La discussion philosophique (type Lipman/Dewey)
(vous préférez l’audio? une conférence d’une heure pour avoir quelques repères et outils en discussion philosophiques de type Lipman)
La discussion philosophique n’est ni un cours de philo dialogué ni un débat où les participants défendent leurs opinions et argumentent pour convaincre les autres, où l’on établit qui a tort et qui a raison. Elle est une invitation à dépasser la simple opinion, à interroger les évidences et construire ses idées dans l’échange avec les autres. Véritable laboratoire de la pensée, la discussion philosophique mise en place par Matthew Lipman suit une démarche épistémologique.
Comment savons-nous (ce) que nous savons ? Comment notre pensée s’élabore-t-elle ?
Le questionnement, central dans cette méthode, se distingue par la mise en place d’une communauté de recherche : il s’agit de tester les idées et d’envisager un problème collectivement sous différents angles.
- Comprendre en groupe d’où viennent nos idées, sur quels présupposés elles reposent.
- Mettre au jour les modes de réflexion de chacun, en cerner les nuances et les différences.
- Coopérer pour affiner sa pensée, en voir les limites, la réviser…voir même changer d’avis.
- Élaborer ensemble un objet de savoir commun.
Une particularité forte de la démarche Lipman : la question n’est pas imposée, elle émane des préoccupations croisées des participants suite à un choix collectif. L’animateur crée les conditions de l’émergence de cette question en proposant une activité/mise en situation/expérimentation qui constitue l’objet commun. Le groupe se construit à partir de cet intérêt commun qui engage la mise en chantier collective de la pensée. L’animateur n’a pas de messages à transmettre, n’oriente pas le contenu des échanges mais garantit la rigueur intellectuelle de la discussion.

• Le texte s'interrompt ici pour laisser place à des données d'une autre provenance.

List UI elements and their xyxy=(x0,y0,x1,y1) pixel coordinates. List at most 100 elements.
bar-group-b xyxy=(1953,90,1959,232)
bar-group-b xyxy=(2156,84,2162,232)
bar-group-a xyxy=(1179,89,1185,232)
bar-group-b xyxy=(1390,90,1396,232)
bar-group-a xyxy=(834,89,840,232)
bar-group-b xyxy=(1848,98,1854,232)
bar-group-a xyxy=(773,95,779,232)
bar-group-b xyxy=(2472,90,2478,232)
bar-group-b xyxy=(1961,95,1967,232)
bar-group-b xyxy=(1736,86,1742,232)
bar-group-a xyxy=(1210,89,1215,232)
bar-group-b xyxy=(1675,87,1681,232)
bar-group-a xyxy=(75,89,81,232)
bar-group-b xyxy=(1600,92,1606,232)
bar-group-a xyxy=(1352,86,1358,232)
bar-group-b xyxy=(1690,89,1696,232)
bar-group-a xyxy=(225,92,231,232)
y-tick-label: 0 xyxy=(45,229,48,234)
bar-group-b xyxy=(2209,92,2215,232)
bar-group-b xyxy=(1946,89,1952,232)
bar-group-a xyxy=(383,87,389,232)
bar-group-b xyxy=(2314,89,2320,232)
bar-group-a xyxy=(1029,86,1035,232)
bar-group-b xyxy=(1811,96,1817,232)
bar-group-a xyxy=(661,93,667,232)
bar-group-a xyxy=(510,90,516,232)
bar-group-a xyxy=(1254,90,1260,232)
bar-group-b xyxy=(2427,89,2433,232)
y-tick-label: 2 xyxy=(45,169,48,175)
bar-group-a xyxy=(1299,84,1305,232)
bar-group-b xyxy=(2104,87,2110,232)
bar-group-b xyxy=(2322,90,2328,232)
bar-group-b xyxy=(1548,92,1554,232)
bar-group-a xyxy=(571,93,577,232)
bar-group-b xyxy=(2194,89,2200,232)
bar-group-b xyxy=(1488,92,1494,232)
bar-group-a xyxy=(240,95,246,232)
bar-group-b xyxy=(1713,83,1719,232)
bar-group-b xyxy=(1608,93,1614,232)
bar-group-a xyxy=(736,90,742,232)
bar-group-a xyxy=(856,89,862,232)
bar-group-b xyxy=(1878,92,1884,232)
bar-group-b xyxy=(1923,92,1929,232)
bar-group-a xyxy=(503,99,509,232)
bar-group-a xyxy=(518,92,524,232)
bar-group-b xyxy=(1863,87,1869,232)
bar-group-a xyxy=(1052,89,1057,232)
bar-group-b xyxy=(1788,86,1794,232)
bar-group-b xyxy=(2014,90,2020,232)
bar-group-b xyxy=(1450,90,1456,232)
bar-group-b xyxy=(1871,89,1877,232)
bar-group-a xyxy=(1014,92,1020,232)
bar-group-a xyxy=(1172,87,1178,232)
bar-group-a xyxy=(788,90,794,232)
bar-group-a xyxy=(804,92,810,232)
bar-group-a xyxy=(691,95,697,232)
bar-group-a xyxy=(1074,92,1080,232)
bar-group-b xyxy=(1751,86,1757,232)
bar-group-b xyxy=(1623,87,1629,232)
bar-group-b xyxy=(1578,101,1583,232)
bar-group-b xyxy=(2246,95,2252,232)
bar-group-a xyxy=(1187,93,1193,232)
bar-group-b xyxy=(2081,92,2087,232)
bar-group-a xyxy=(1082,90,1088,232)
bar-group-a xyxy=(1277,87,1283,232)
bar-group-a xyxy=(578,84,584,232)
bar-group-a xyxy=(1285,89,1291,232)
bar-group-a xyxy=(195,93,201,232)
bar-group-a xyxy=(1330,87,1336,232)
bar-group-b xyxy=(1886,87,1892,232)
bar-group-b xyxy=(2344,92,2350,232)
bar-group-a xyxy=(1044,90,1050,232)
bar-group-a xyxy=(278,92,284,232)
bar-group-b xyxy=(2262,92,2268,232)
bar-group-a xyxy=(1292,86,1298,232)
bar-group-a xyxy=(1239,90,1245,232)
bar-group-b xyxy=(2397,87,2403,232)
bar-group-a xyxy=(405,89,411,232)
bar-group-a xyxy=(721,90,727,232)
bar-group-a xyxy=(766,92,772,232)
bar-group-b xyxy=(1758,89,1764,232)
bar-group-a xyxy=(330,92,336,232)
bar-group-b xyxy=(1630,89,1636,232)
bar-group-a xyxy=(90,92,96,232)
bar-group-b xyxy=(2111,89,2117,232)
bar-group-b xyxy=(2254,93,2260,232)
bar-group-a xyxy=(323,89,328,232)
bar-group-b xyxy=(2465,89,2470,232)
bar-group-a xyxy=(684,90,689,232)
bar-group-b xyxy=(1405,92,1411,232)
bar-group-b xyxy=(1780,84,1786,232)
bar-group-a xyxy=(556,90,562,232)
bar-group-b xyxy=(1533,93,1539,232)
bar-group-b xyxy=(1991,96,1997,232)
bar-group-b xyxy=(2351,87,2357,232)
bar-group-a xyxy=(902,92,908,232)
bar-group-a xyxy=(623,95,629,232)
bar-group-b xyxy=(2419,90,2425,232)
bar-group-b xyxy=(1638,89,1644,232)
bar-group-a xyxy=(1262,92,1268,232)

Celle-ci met en œuvre des habiletés de pensée liées à la pratique philosophique et à la démarche de la recherche scientifique (formuler des hypothèses, donner des exemples et contre-exemples, donner des raisons, des critères, définir, identifier des présupposés, des sophismes, rechercher des alternatives….).

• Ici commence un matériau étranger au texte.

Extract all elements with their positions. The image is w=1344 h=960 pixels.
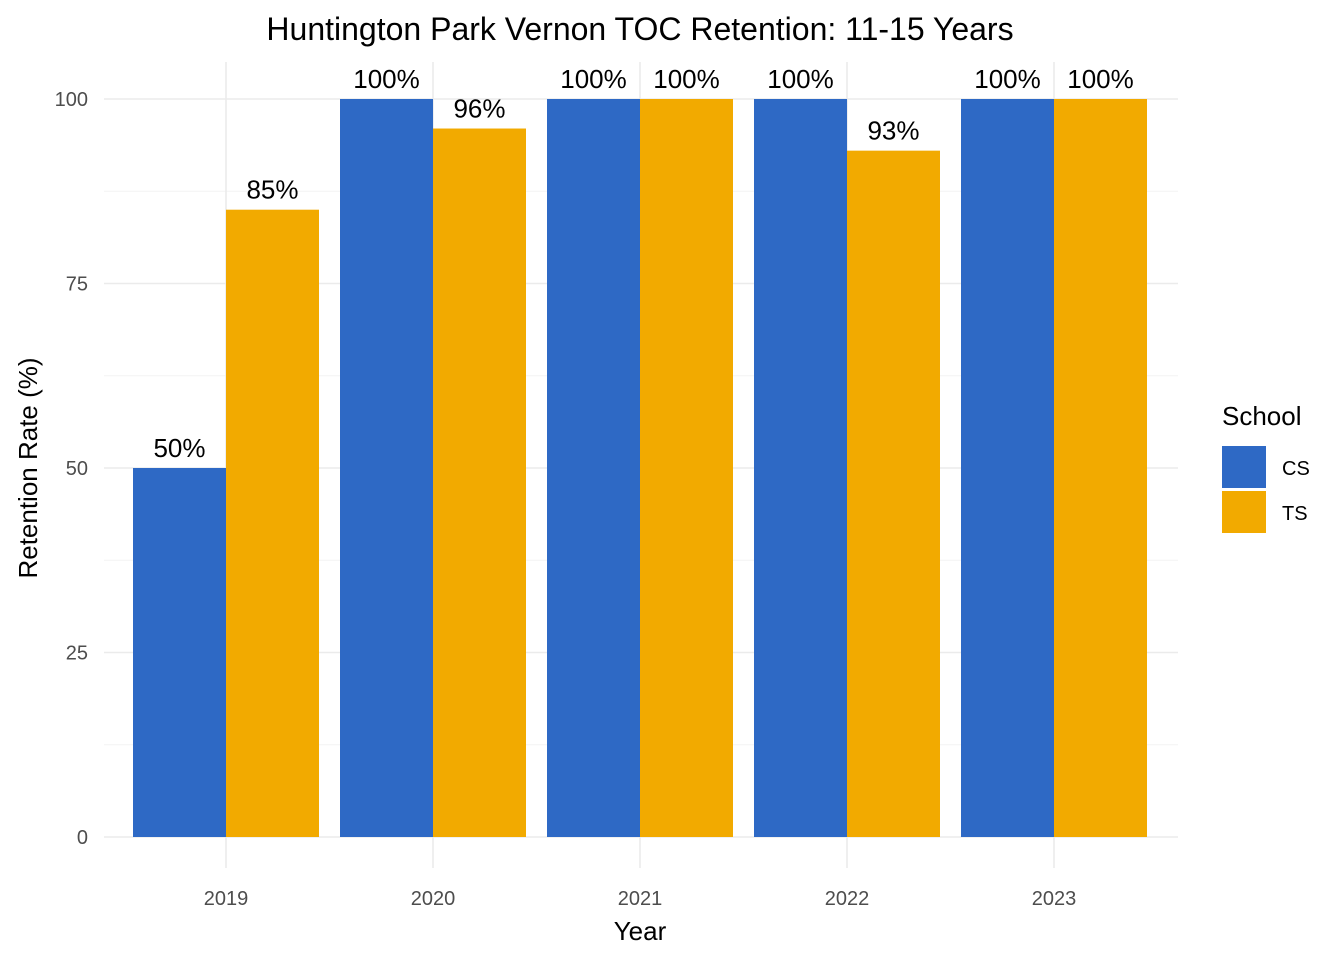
bar-ts-2020 xyxy=(433,128,526,837)
data-label-cs-2023: 100% xyxy=(974,64,1041,94)
bar-cs-2023 xyxy=(961,99,1054,837)
data-label-ts-2020: 96% xyxy=(453,94,505,124)
data-label-ts-2019: 85% xyxy=(246,175,298,205)
y-tick-label: 50 xyxy=(66,458,88,480)
y-axis-title: Retention Rate (%) xyxy=(13,357,43,578)
bar-cs-2021 xyxy=(547,99,640,837)
bar-ts-2019 xyxy=(226,209,319,837)
x-tick-label: 2022 xyxy=(825,888,870,910)
chart-title: Huntington Park Vernon TOC Retention: 11… xyxy=(266,11,1013,47)
data-label-cs-2022: 100% xyxy=(767,64,834,94)
x-axis-title: Year xyxy=(614,916,667,946)
bars xyxy=(133,99,1147,837)
x-axis-ticks: 2019 2020 2021 2022 2023 xyxy=(204,888,1077,910)
bar-ts-2021 xyxy=(640,99,733,837)
y-tick-label: 0 xyxy=(77,827,88,849)
data-label-ts-2022: 93% xyxy=(867,116,919,146)
data-labels: 50% 100% 100% 100% 100% 85% 96% 100% 93% 100% xyxy=(153,64,1133,463)
bar-ts-2022 xyxy=(847,150,940,837)
bar-ts-2023 xyxy=(1054,99,1147,837)
x-tick-label: 2020 xyxy=(411,888,456,910)
legend-title: School xyxy=(1222,401,1302,431)
bar-cs-2019 xyxy=(133,468,226,837)
legend-label-cs: CS xyxy=(1282,458,1310,480)
y-tick-label: 25 xyxy=(66,643,88,665)
data-label-ts-2021: 100% xyxy=(653,64,720,94)
y-axis-ticks: 0 25 50 75 100 xyxy=(55,89,88,849)
y-tick-label: 100 xyxy=(55,89,88,111)
legend: School CS TS xyxy=(1222,401,1310,533)
data-label-cs-2020: 100% xyxy=(353,64,420,94)
data-label-ts-2023: 100% xyxy=(1067,64,1134,94)
data-label-cs-2021: 100% xyxy=(560,64,627,94)
x-tick-label: 2023 xyxy=(1032,888,1077,910)
bar-cs-2020 xyxy=(340,99,433,837)
data-label-cs-2019: 50% xyxy=(153,433,205,463)
legend-label-ts: TS xyxy=(1282,503,1308,525)
bar-cs-2022 xyxy=(754,99,847,837)
x-tick-label: 2019 xyxy=(204,888,249,910)
x-tick-label: 2021 xyxy=(618,888,663,910)
legend-key-ts xyxy=(1222,491,1266,533)
y-tick-label: 75 xyxy=(66,274,88,296)
legend-key-cs xyxy=(1222,446,1266,488)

Prises en charge par l’animateur, elles sont ensuite relayées progressivement par les participants : rechercher, définir, organiser l’information, évaluer les sources, pondérer…
LIPMAN SUR LE TERRAIN : REGARDER LA SERIE « DES ENFANTS PHILOSOPHENT » de Michel Sasseville (vidéos en accès libre)

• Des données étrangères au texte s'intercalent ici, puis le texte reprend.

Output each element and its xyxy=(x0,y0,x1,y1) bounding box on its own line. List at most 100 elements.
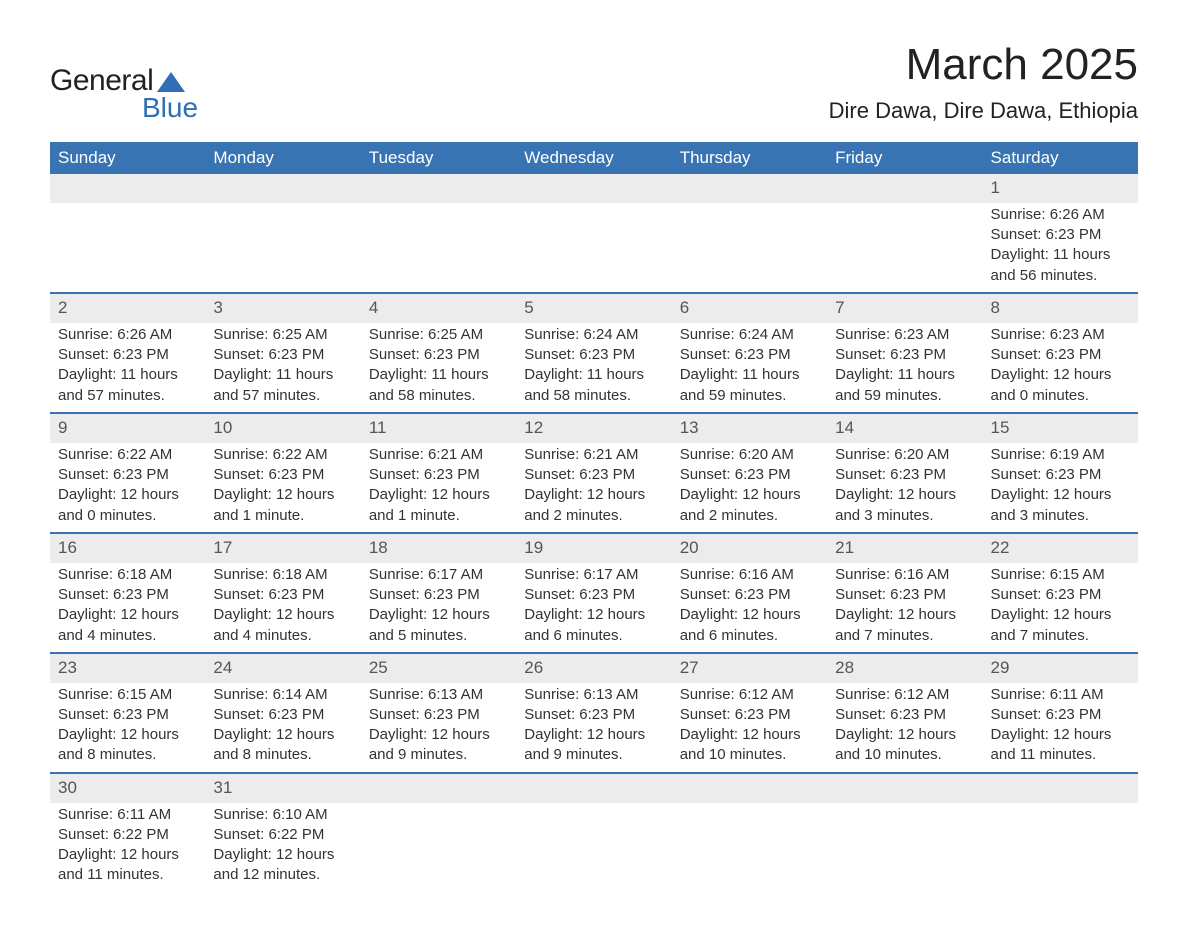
day-number-cell: 27 xyxy=(672,653,827,683)
day-detail-cell: Sunrise: 6:18 AMSunset: 6:23 PMDaylight:… xyxy=(50,563,205,653)
sunrise-text: Sunrise: 6:17 AM xyxy=(369,565,508,585)
day-number-cell xyxy=(983,773,1138,803)
daylight-text: Daylight: 11 hours and 59 minutes. xyxy=(835,365,974,406)
daylight-text: Daylight: 12 hours and 12 minutes. xyxy=(213,845,352,886)
weekday-header: Sunday xyxy=(50,142,205,174)
day-number-cell: 22 xyxy=(983,533,1138,563)
daylight-text: Daylight: 12 hours and 1 minute. xyxy=(213,485,352,526)
day-detail-cell: Sunrise: 6:10 AMSunset: 6:22 PMDaylight:… xyxy=(205,803,360,892)
day-number-cell: 8 xyxy=(983,293,1138,323)
day-number-cell: 30 xyxy=(50,773,205,803)
day-number-cell: 18 xyxy=(361,533,516,563)
day-number-row: 3031 xyxy=(50,773,1138,803)
weekday-header-row: SundayMondayTuesdayWednesdayThursdayFrid… xyxy=(50,142,1138,174)
weekday-header: Saturday xyxy=(983,142,1138,174)
day-detail-cell: Sunrise: 6:21 AMSunset: 6:23 PMDaylight:… xyxy=(516,443,671,533)
day-number-cell xyxy=(672,773,827,803)
daylight-text: Daylight: 12 hours and 4 minutes. xyxy=(58,605,197,646)
day-detail-cell xyxy=(827,203,982,293)
header: General Blue March 2025 Dire Dawa, Dire … xyxy=(50,40,1138,124)
day-detail-cell xyxy=(361,203,516,293)
sunrise-text: Sunrise: 6:23 AM xyxy=(835,325,974,345)
day-number-cell: 9 xyxy=(50,413,205,443)
day-number-row: 9101112131415 xyxy=(50,413,1138,443)
sunrise-text: Sunrise: 6:26 AM xyxy=(58,325,197,345)
day-number-cell: 14 xyxy=(827,413,982,443)
sunset-text: Sunset: 6:23 PM xyxy=(991,465,1130,485)
day-number-cell: 24 xyxy=(205,653,360,683)
sunset-text: Sunset: 6:23 PM xyxy=(369,465,508,485)
sunset-text: Sunset: 6:23 PM xyxy=(991,705,1130,725)
sunrise-text: Sunrise: 6:25 AM xyxy=(213,325,352,345)
sunset-text: Sunset: 6:23 PM xyxy=(524,345,663,365)
day-detail-cell xyxy=(672,203,827,293)
calendar-body: 1 Sunrise: 6:26 AMSunset: 6:23 PMDayligh… xyxy=(50,174,1138,892)
day-detail-cell: Sunrise: 6:12 AMSunset: 6:23 PMDaylight:… xyxy=(672,683,827,773)
daylight-text: Daylight: 12 hours and 0 minutes. xyxy=(991,365,1130,406)
day-detail-cell: Sunrise: 6:20 AMSunset: 6:23 PMDaylight:… xyxy=(827,443,982,533)
daylight-text: Daylight: 12 hours and 3 minutes. xyxy=(991,485,1130,526)
day-number-cell: 6 xyxy=(672,293,827,323)
day-detail-cell: Sunrise: 6:25 AMSunset: 6:23 PMDaylight:… xyxy=(205,323,360,413)
day-detail-cell: Sunrise: 6:18 AMSunset: 6:23 PMDaylight:… xyxy=(205,563,360,653)
day-detail-cell: Sunrise: 6:13 AMSunset: 6:23 PMDaylight:… xyxy=(516,683,671,773)
day-detail-cell: Sunrise: 6:25 AMSunset: 6:23 PMDaylight:… xyxy=(361,323,516,413)
sunset-text: Sunset: 6:23 PM xyxy=(991,225,1130,245)
day-number-cell: 11 xyxy=(361,413,516,443)
day-number-cell: 10 xyxy=(205,413,360,443)
day-detail-row: Sunrise: 6:22 AMSunset: 6:23 PMDaylight:… xyxy=(50,443,1138,533)
day-detail-cell: Sunrise: 6:20 AMSunset: 6:23 PMDaylight:… xyxy=(672,443,827,533)
day-number-cell xyxy=(827,773,982,803)
daylight-text: Daylight: 12 hours and 9 minutes. xyxy=(524,725,663,766)
day-number-cell: 4 xyxy=(361,293,516,323)
day-detail-cell xyxy=(50,203,205,293)
day-number-cell: 20 xyxy=(672,533,827,563)
weekday-header: Thursday xyxy=(672,142,827,174)
day-number-cell xyxy=(516,174,671,203)
day-detail-cell xyxy=(516,803,671,892)
day-detail-cell: Sunrise: 6:11 AMSunset: 6:22 PMDaylight:… xyxy=(50,803,205,892)
daylight-text: Daylight: 11 hours and 57 minutes. xyxy=(213,365,352,406)
weekday-header: Monday xyxy=(205,142,360,174)
day-number-cell xyxy=(827,174,982,203)
day-number-row: 16171819202122 xyxy=(50,533,1138,563)
day-detail-cell: Sunrise: 6:23 AMSunset: 6:23 PMDaylight:… xyxy=(983,323,1138,413)
day-number-cell: 19 xyxy=(516,533,671,563)
day-detail-cell: Sunrise: 6:24 AMSunset: 6:23 PMDaylight:… xyxy=(672,323,827,413)
day-number-cell: 12 xyxy=(516,413,671,443)
daylight-text: Daylight: 12 hours and 2 minutes. xyxy=(524,485,663,526)
sunset-text: Sunset: 6:23 PM xyxy=(680,465,819,485)
daylight-text: Daylight: 12 hours and 7 minutes. xyxy=(835,605,974,646)
day-detail-cell: Sunrise: 6:12 AMSunset: 6:23 PMDaylight:… xyxy=(827,683,982,773)
sunset-text: Sunset: 6:23 PM xyxy=(369,705,508,725)
day-detail-cell xyxy=(983,803,1138,892)
weekday-header: Tuesday xyxy=(361,142,516,174)
sunset-text: Sunset: 6:23 PM xyxy=(213,705,352,725)
sunset-text: Sunset: 6:23 PM xyxy=(680,585,819,605)
sunrise-text: Sunrise: 6:20 AM xyxy=(835,445,974,465)
sunrise-text: Sunrise: 6:12 AM xyxy=(680,685,819,705)
sunrise-text: Sunrise: 6:19 AM xyxy=(991,445,1130,465)
day-detail-cell: Sunrise: 6:16 AMSunset: 6:23 PMDaylight:… xyxy=(672,563,827,653)
sunrise-text: Sunrise: 6:13 AM xyxy=(369,685,508,705)
sunset-text: Sunset: 6:23 PM xyxy=(213,585,352,605)
sunrise-text: Sunrise: 6:23 AM xyxy=(991,325,1130,345)
day-detail-cell: Sunrise: 6:17 AMSunset: 6:23 PMDaylight:… xyxy=(516,563,671,653)
daylight-text: Daylight: 12 hours and 10 minutes. xyxy=(680,725,819,766)
day-detail-cell: Sunrise: 6:15 AMSunset: 6:23 PMDaylight:… xyxy=(50,683,205,773)
daylight-text: Daylight: 12 hours and 6 minutes. xyxy=(524,605,663,646)
sunset-text: Sunset: 6:23 PM xyxy=(835,585,974,605)
daylight-text: Daylight: 12 hours and 9 minutes. xyxy=(369,725,508,766)
logo-text-general: General xyxy=(50,64,153,98)
sunset-text: Sunset: 6:23 PM xyxy=(991,585,1130,605)
sunset-text: Sunset: 6:23 PM xyxy=(58,345,197,365)
daylight-text: Daylight: 12 hours and 8 minutes. xyxy=(58,725,197,766)
sunrise-text: Sunrise: 6:15 AM xyxy=(58,685,197,705)
day-number-cell: 21 xyxy=(827,533,982,563)
day-detail-cell xyxy=(516,203,671,293)
sunset-text: Sunset: 6:23 PM xyxy=(213,345,352,365)
sunset-text: Sunset: 6:23 PM xyxy=(835,465,974,485)
day-number-cell: 3 xyxy=(205,293,360,323)
day-detail-cell: Sunrise: 6:14 AMSunset: 6:23 PMDaylight:… xyxy=(205,683,360,773)
day-detail-cell: Sunrise: 6:26 AMSunset: 6:23 PMDaylight:… xyxy=(983,203,1138,293)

Cette dynamique de recherche philosophique aide ces derniers à examiner les fondements de leur pensée (présupposés et représentations) ainsi que les implications pratiques (individuelles et collectives) des idées qu’ils élaborent. Il s’agit donc de faire prendre conscience aux participants des processus de pensée à l’oeuvre et non de conclure la discussion en formulant une réponse. Cette « absence de réponse », qui peut être déstabilisante, met en avant la recherche et son processus.
- La discussion philosophique déploie un processus résolument collaboratif – primordial pour évaluer sa pensée (la frotter à ses propres présupposés et au monde)
- une dimension sociale et politique forte permettant d’ajuster sa pensée dans ses fondements (construction démocratique).
Il s’agit de développer l’esprit critique et la pensée créative dans un cadre bienveillant et d’écoute active. Prendre le temps de s’interroger, jouer avec les si…, les hypothèses, les utopies, de formuler des alternatives, de débusquer les erreurs de raisonnement afin de goûter au plaisir de la pensée.
Elle est à la fois un outil d’animation, de formation et d’accompagnement.